Concerns about the inherent biases in AI and consequences for fundamental rights, including the right to equality and non-discrimination, are being widely flagged today by civil rights groups. Employees of big digital corporations have also raised their voices against the weaponization of cyberspace through a state-corporate nexus. Alemany and Gurumurthy flag that it is vital to recognise that data and AI Governance needs a more comprehensive approach that addresses the individual and structural underpinnings of equality and justice.
Many public policy decisions that shape citizens’ everyday experience are found not in legislative norms but in software codes and AI made by scientists and innovators in private (and monopolistic) settings. Policy-makers have not yet grasped of the risks of delegating public and private decision-making to AI and ML. All countries need to understand the impact of deep learning and intelligent prediction models in public policy design and response to get the benefits and reduce risks. Good policy can ensure that this can be the beginning of a ‘golden age’ of social sciences, a coming together of contextual complexities and statistical interpretations at a new level.
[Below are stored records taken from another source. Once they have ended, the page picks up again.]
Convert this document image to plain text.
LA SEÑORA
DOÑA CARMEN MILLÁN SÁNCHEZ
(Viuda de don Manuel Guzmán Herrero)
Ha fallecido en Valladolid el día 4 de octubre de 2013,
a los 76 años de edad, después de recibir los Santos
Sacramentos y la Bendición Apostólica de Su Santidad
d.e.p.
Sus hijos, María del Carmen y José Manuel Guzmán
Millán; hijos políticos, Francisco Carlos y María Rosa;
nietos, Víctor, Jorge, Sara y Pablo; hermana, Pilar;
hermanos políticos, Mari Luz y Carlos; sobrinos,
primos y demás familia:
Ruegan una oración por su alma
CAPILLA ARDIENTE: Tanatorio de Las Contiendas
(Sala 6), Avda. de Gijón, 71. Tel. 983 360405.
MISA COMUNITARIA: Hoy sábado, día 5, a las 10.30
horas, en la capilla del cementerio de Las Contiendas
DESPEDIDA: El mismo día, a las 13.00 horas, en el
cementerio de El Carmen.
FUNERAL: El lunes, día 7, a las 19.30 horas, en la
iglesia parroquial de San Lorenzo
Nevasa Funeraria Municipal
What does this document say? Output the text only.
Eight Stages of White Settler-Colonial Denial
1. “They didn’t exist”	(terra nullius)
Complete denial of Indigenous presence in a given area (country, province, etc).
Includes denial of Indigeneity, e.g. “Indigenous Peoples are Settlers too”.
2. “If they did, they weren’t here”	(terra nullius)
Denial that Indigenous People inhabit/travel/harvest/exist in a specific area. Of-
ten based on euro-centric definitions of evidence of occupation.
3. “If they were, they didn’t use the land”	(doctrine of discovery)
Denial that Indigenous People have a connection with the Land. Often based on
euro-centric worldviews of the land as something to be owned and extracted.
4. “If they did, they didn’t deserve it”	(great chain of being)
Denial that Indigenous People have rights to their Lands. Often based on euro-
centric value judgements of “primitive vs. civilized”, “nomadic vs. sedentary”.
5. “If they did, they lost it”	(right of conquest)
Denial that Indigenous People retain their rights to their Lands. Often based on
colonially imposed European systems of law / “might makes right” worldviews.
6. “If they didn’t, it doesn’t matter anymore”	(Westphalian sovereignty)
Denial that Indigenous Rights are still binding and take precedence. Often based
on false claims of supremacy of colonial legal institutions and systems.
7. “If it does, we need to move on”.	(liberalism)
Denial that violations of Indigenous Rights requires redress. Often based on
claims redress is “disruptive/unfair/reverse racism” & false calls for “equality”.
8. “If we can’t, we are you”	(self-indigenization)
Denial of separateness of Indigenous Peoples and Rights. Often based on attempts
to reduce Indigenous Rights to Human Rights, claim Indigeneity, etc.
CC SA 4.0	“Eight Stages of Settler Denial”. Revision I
IT for Change calls for “an agile legal and policy framework to curb platform excess”, to govern the new economy and its effects on the society, citizens, institutions and politics in this digital era. States should mandate “that private platforms in key sectors share critical data they collect with state agencies, with safeguards for protecting user and citizen privacy. To support essential public services, like city transport or health care, companies must be obligated to open up such public data for the public interest”.
The UN High-Level Panel on Digital Cooperation is led by two chairs (common practice), but, uncommonly, both of them come from two of the most important transnational corporations of the digital economy. However public leadership has not been ensured. If the international community continues to merely observe how monopolies are owning people’s data and using AI without any correction to their abusive practices and biases, existing structural asymmetries will be reproduced also in the way data and AI will be governed or ungoverned.
The international community needs to work towards an overall paradigm shift where there is a convergence of the liberal paradigm (open AI, open internet, etc.) with a more progressive paradigm (communitization of the digital world) based on human rights and a clear norm setting on digital rights and obligations.